Once we joined our friends Natasha and Shabia, Fulbrighters teaching in Jaffna, they mentioned they were going to get a massage at a place recommend by a neighbor. Thinking it would be nice to relax after the train, I went along. A long, confused Tuktuk ride later we pulled up outside a slightly dilapidated house with a 'Herbal Healing' sign out front. Shabia valiantly attempted to explain to our masseuses (whose English was quite limited) that we were meeting friends for dinner and would only have time for a half hour massage. Remembering the leisurely restaurant experience, I gave up on explaining time sensitivity in a small underdeveloped town of the global south, and tried to relax into the experience. I was guided behind some curtains to the massage table (literally, a table) and took off most of my clothes. The massage turned out to be more oil than massage, mostly just dripping the warm slippery stuff over my body and squelching it around. Nevertheless, I felt oddly safe with my masseuse, who was blind in one eye and blithely asked me questions in Tamil, undiscouraged by my complete inability to respond. I was just beginning to relax to the melodramatic tones of that great linguistic universal, the soap opera, which blared on the TV outside, when she flipped me over and deftly removed my bra. 

I find that in countries with strict barriers between the sexes, barriers within genders tend to break down. I reminded myself of this repeatedly as she rubbed oil into my boobs. Just when I felt the experience could hardly get weirder, she emerged from the shadows with a large plastic contraption. It was vibrating. This was liberally applied all over my body – yes – boobs too. After I had been vibrated to her satisfaction, I went to rejoin my friends, and was taken aback to discover them receiving massages a room with a coffin. Natasha sprawled on a massage table that looked suspiciously like a door. On closer inspection, I think the coffin was actually some kind of derelict massage equipment, but I'd choose the door any day.

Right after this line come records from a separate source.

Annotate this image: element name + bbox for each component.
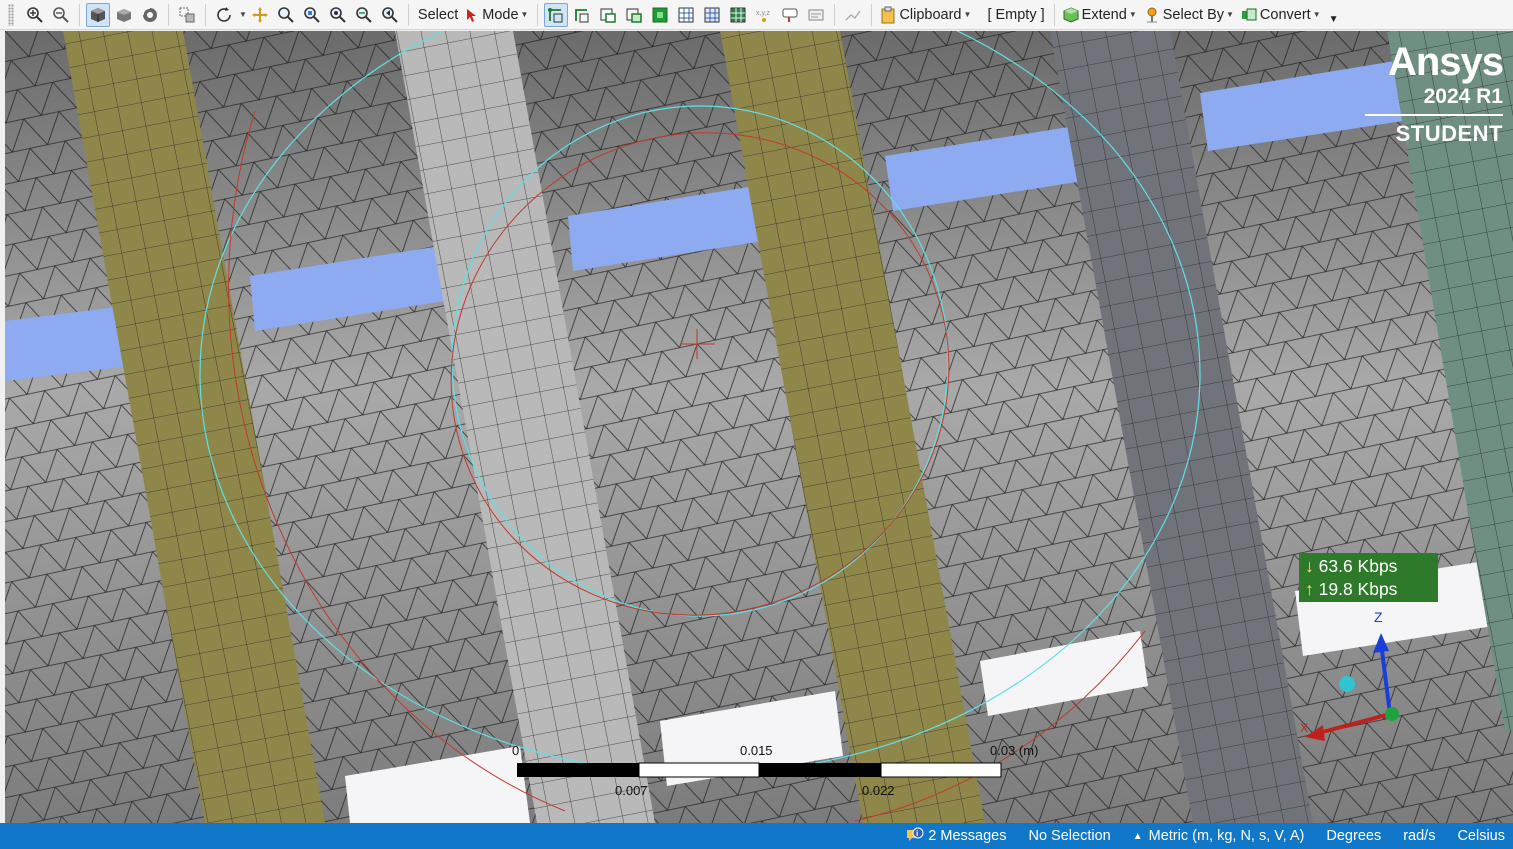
brand-divider xyxy=(1365,114,1503,116)
selection-status: No Selection xyxy=(1028,828,1111,844)
toolbar-separator xyxy=(79,3,80,26)
box-zoom-icon[interactable] xyxy=(175,3,199,27)
temperature-unit[interactable]: Celsius xyxy=(1457,828,1505,844)
rotational-velocity-unit[interactable]: rad/s xyxy=(1403,828,1435,844)
mode-label: Mode xyxy=(482,6,519,23)
convert-dropdown[interactable]: Convert ▼ xyxy=(1260,3,1325,27)
toolbar-separator xyxy=(537,3,539,26)
chevron-up-icon: ▲ xyxy=(1132,830,1143,842)
chevron-down-icon: ▼ xyxy=(520,10,529,19)
mesh-model xyxy=(5,31,1513,823)
select-element-icon[interactable] xyxy=(700,3,724,27)
zoom-in-icon[interactable] xyxy=(23,3,47,27)
select-vertex-icon[interactable] xyxy=(544,2,569,27)
convert-label: Convert xyxy=(1259,6,1311,23)
brand-edition: STUDENT xyxy=(1395,121,1503,146)
extend-label: Extend xyxy=(1081,6,1127,23)
label-icon[interactable] xyxy=(778,3,802,27)
ansys-logo: Ansys 2024 R1 STUDENT xyxy=(1365,40,1504,146)
zoom-box-icon[interactable] xyxy=(300,3,324,27)
chevron-down-icon[interactable]: ▼ xyxy=(239,10,247,19)
graphics-viewport[interactable]: 0 0.015 0.03 (m) 0.007 0.022 Z X xyxy=(5,31,1513,823)
scale-label-0: 0 xyxy=(512,743,520,758)
arrow-up-icon: ↑ xyxy=(1305,579,1314,599)
chart-icon xyxy=(841,3,865,27)
select-mode-cursor-icon[interactable] xyxy=(463,3,481,27)
toolbar-grip[interactable] xyxy=(8,3,14,26)
brand-version: 2024 R1 xyxy=(1423,85,1503,108)
display-style-icon[interactable] xyxy=(138,3,162,27)
toolbar-overflow-icon[interactable]: ▼ xyxy=(1325,8,1343,30)
select-body-icon[interactable] xyxy=(622,3,646,27)
chevron-down-icon: ▼ xyxy=(1312,10,1321,19)
pan-icon[interactable] xyxy=(248,3,272,27)
previous-view-icon[interactable] xyxy=(378,3,402,27)
upload-speed: ↑ 19.8 Kbps xyxy=(1305,578,1432,601)
clipboard-status: [ Empty ] xyxy=(987,6,1045,23)
arrow-down-icon: ↓ xyxy=(1305,556,1314,576)
svg-text:x,y,z: x,y,z xyxy=(756,10,770,17)
network-speed-widget: ↓ 63.6 Kbps ↑ 19.8 Kbps xyxy=(1299,553,1438,602)
zoom-icon[interactable] xyxy=(274,3,298,27)
clipboard-label: Clipboard xyxy=(899,6,962,23)
select-edge-icon[interactable] xyxy=(570,3,594,27)
select-node-icon[interactable] xyxy=(648,3,672,27)
messages-label: 2 Messages xyxy=(928,828,1007,844)
zoom-to-fit-icon[interactable] xyxy=(326,3,350,27)
upload-speed-value: 19.8 Kbps xyxy=(1318,579,1398,599)
shaded-icon[interactable] xyxy=(112,3,136,27)
scale-label-015: 0.015 xyxy=(740,743,773,758)
select-by-label: Select By xyxy=(1162,6,1224,23)
toolbar-separator xyxy=(1053,3,1055,26)
zoom-out-icon[interactable] xyxy=(49,3,73,27)
scale-label-03: 0.03 (m) xyxy=(990,743,1039,758)
rotate-icon[interactable] xyxy=(212,3,236,27)
select-face-icon[interactable] xyxy=(596,3,620,27)
messages-status[interactable]: i 2 Messages xyxy=(905,827,1006,845)
scale-label-007: 0.007 xyxy=(615,783,648,798)
chevron-down-icon: ▼ xyxy=(1225,10,1234,19)
clipboard-dropdown[interactable]: Clipboard ▼ xyxy=(899,3,975,27)
select-by-pin-icon[interactable] xyxy=(1142,3,1162,27)
toolbar-separator xyxy=(407,3,409,26)
shaded-with-edges-icon[interactable] xyxy=(86,2,110,27)
chevron-down-icon: ▼ xyxy=(1128,10,1137,19)
convert-icon[interactable] xyxy=(1239,3,1259,27)
toolbar-separator xyxy=(834,3,836,26)
triad-x-label: X xyxy=(1300,721,1309,735)
svg-text:i: i xyxy=(916,829,918,838)
mode-dropdown[interactable]: Mode ▼ xyxy=(482,3,532,27)
angle-unit[interactable]: Degrees xyxy=(1326,828,1381,844)
coordinates-icon[interactable]: x,y,z xyxy=(752,3,776,27)
download-speed-value: 63.6 Kbps xyxy=(1318,556,1398,576)
annotation-icon[interactable] xyxy=(804,3,828,27)
download-speed: ↓ 63.6 Kbps xyxy=(1305,555,1432,578)
select-by-dropdown[interactable]: Select By ▼ xyxy=(1163,3,1238,27)
extend-icon[interactable] xyxy=(1061,3,1081,27)
brand-name: Ansys xyxy=(1387,40,1504,84)
graphics-toolbar: ▼ Select Mode ▼ x,y,z Clipboard ▼ [Empt… xyxy=(0,0,1513,30)
unit-system-label: Metric (m, kg, N, s, V, A) xyxy=(1148,828,1305,844)
toolbar-separator xyxy=(871,3,873,26)
clipboard-icon[interactable] xyxy=(878,3,898,27)
select-mesh-icon[interactable] xyxy=(726,3,750,27)
toolbar-separator xyxy=(205,3,206,26)
scale-label-022: 0.022 xyxy=(862,783,895,798)
extend-dropdown[interactable]: Extend ▼ xyxy=(1082,3,1141,27)
unit-system[interactable]: ▲ Metric (m, kg, N, s, V, A) xyxy=(1133,828,1305,844)
messages-icon: i xyxy=(907,827,924,841)
toolbar-separator xyxy=(168,3,169,26)
select-button[interactable]: Select xyxy=(414,3,462,27)
select-element-face-icon[interactable] xyxy=(674,3,698,27)
chevron-down-icon: ▼ xyxy=(963,10,972,19)
triad-z-label: Z xyxy=(1374,609,1383,625)
status-bar: i 2 Messages No Selection ▲ Metric (m, k… xyxy=(0,823,1513,849)
magnifier-icon[interactable] xyxy=(352,3,376,27)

From there we hurried to shower before joining our friends for a movie (we had given up on dinner). It took 4 shampoos to get the oil out of my hair. We did make it – just in time for the 9 pm showing, which, it turned out, started at 9:30. Tickets for the 9:30 movie, we were informed, would begin selling at 9:45. As we waited the lobby gradually filled with about half of Jaffna's male population under 40, whose universal reaction to seeing the group of us (five women and one man) was to laugh hysterically. Though I don't speak Tamil I'm pretty sure I understood their response “Women!?! But it's after dark!!!”. The guys took our brazen and shameless appearance in a movie theater after 7 pm to be clear evidence that we were some sort of prostitutes, and they passed the time by discussing various parts of our anatomies. The leer-giggling continued for one of the most uncomfortable half hours I've had in Sri Lanka, until, fuming, we finally got to into the theater.

The movie was great though. Somehow Kollywood turned medical certificate fraud into a rollicking action movie, complete with chase scenes, warnings against the terrible dangers of alcohol, and inexplicable dance numbers. The plot doesn't bear repeating, but the metaphors the romantic leads used to describe each other certainly do. I've saved my favorites for you:
“my tribe of monkeys”
“google glasses”
“like a touch screen” (sensual!) and finally,
“my jaggery paste”.

More to come on Jaffna. Later explorations of the town were a lot more contemplative and lot less absurd. But now that I've had one of those zany adventures that people turn into travel memoirs (you know, the kind which focuses a little too much on the lack of toilet paper), I feel I can't waste it.